The late actress Nichelle Nichols, best known as Lieutenant Uhura on “Star Trek,” will become the latest member of the 1960s television series to be memorialized by having some of her earthly remains flown into space.
Nichols, who died July 30 at age 89, is credited with helping shatter racial stereotypes and redefining Hollywood roles for Black actors at the height of the U.S. Civil Rights movement, as one of the first Black women to portray an empowered character on network television.
Now she has been added to the posthumous passenger manifest of a real-life rocket ship due to carry a collection of vials containing cremated ashes and DNA samples from dozens of departed space enthusiasts on a final, and eternal, voyage around the sun, according to organizers of the tribute.
A date for the launch has not yet been set.
Other “Star Trek” cast members and executives who have had remains launched into space include James Doohan, who played the show’s chief engineer, Scotty, and “Star Trek” creator Gene Roddenberry.
Also joining the launch will be the remains of Roddenberry’s wife, Majel Barrett-Roddenberry, who played nurse Christine Chapel on the series, and the renowned sci-fi visual effects artist Douglas Trumbull, whose work was featured in such films as “2001: A Space Odyssey” and “Star Trek: The Motion Picture.”
The launch is organized by Celestis Inc., a Texas company that has created a unique niche in the burgeoning commercial space sector by offering a measure of cosmic immortality to customers who can afford a dramatic sendoff.
Celestis, which contracts with private rocket ventures, has not publicly divulged the fees and other financial details of its service.
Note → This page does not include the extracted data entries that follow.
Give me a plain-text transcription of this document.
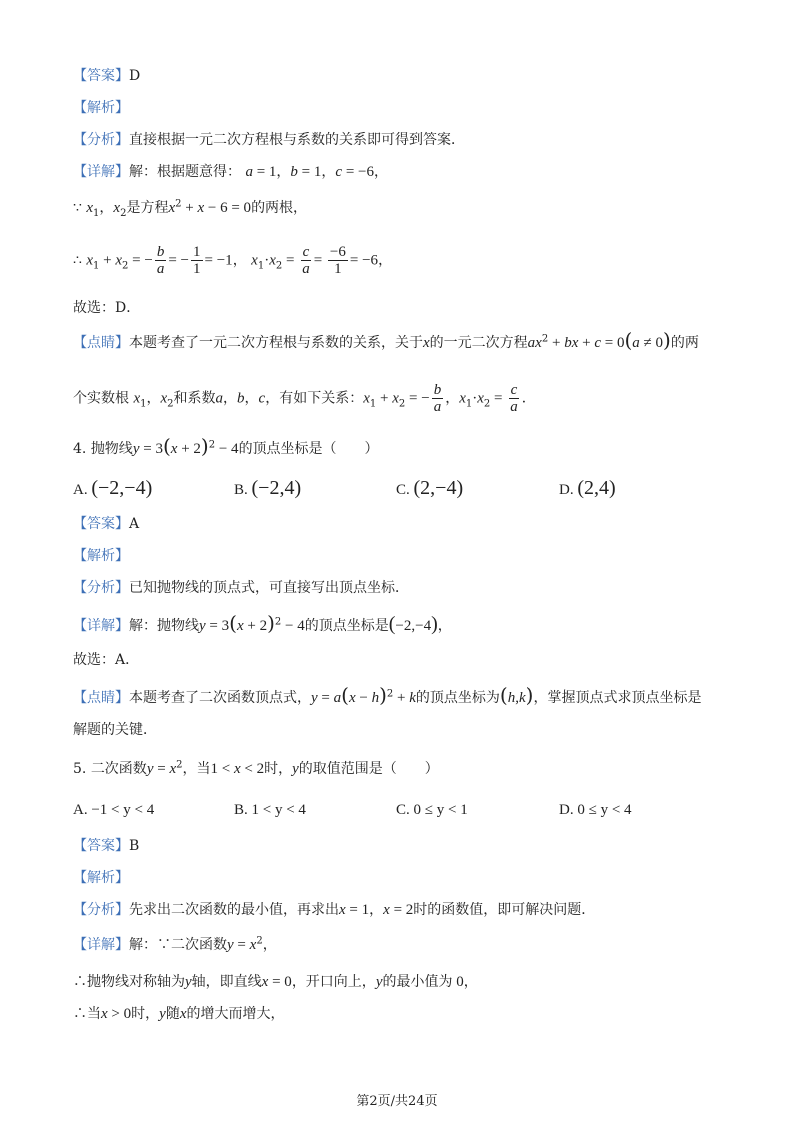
【答案】D
【解析】
【分析】直接根据一元二次方程根与系数的关系即可得到答案．
【详解】解：根据题意得： a = 1，b = 1，c = −6，
∵ $x_1$，$x_2$是方程$x^2 + x - 6 = 0$的两根，
∴ $x_1 + x_2$ = − $\frac{b}{a}$ = − $\frac{1}{1} = -1$， $x_1\cdot x_2 = \frac{c}{a} = \frac{-6}{1} = -6$，
故选：D．
【点睛】本题考查了一元二次方程根与系数的关系，关于x的一元二次方程$ax^2$ + bx + c = 0(a ≠ 0)的两
个实数根 $x_1$，$x_2$和系数a，b，c，有如下关系：$x_1 + x_2$ = − $\frac{b}{a}$ ，$x_1\cdot x_2 = \frac{c}{a}$ ．
4. 抛物线$y = 3(x + 2)^2 - 4$的顶点坐标是（　　）
A. (−2,−4)	B. (−2,4)	C. (2,−4)	D. (2,4)
【答案】A
【解析】
【分析】已知抛物线的顶点式，可直接写出顶点坐标．
【详解】解：抛物线$y = 3(x + 2)^2 - 4$的顶点坐标是(−2,−4)，
故选：A．
【点睛】本题考查了二次函数顶点式，$y = a(x - h)^2 + k$的顶点坐标为(h,k)，掌握顶点式求顶点坐标是
解题的关键．
5. 二次函数$y = x^2$，当1 < x < 2时，y的取值范围是（　　）
A. −1 < y < 4	B. 1 < y < 4	C. 0 ≤ y < 1	D. 0 ≤ y < 4
【答案】B
【解析】
【分析】先求出二次函数的最小值，再求出x = 1，x = 2时的函数值，即可解决问题．
【详解】解：∵二次函数$y = x^2$，
∴抛物线对称轴为y轴，即直线x = 0，开口向上，y的最小值为 0，
∴当x > 0时，y随x的增大而增大，
第2页/共24页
The upcoming memorial flight will be aboard a Vulcan Centaur rocket, still under development by the Boeing and Lockheed Martin joint venture, United Launch Alliance (ULA).
Plans call for the 200-plus capsules carrying human remains and DNA for what Celestis is calling its “Enterprise Flight” to go inside the upper rocket stage that will fly on into deep space, beyond the gravitational pull of the Earth and moon, and eventually enter a perpetual solar orbit, said Charles Chafer, co-founder and chief executive officer of Celestis.
“It’s a wonderful memorial for her, an eternal one,” Nichols’ son Kyle Johnson told Reuters.
In the 1970s, Nichols was hired by NASA to help recruit more marginalized groups and women to the space agency, where she was influential in attracting such talent as the first woman U.S. astronaut, Sally Ride; the first Black woman astronaut, Mae Jemison; and the first Black NASA chief, Charlie Bolden.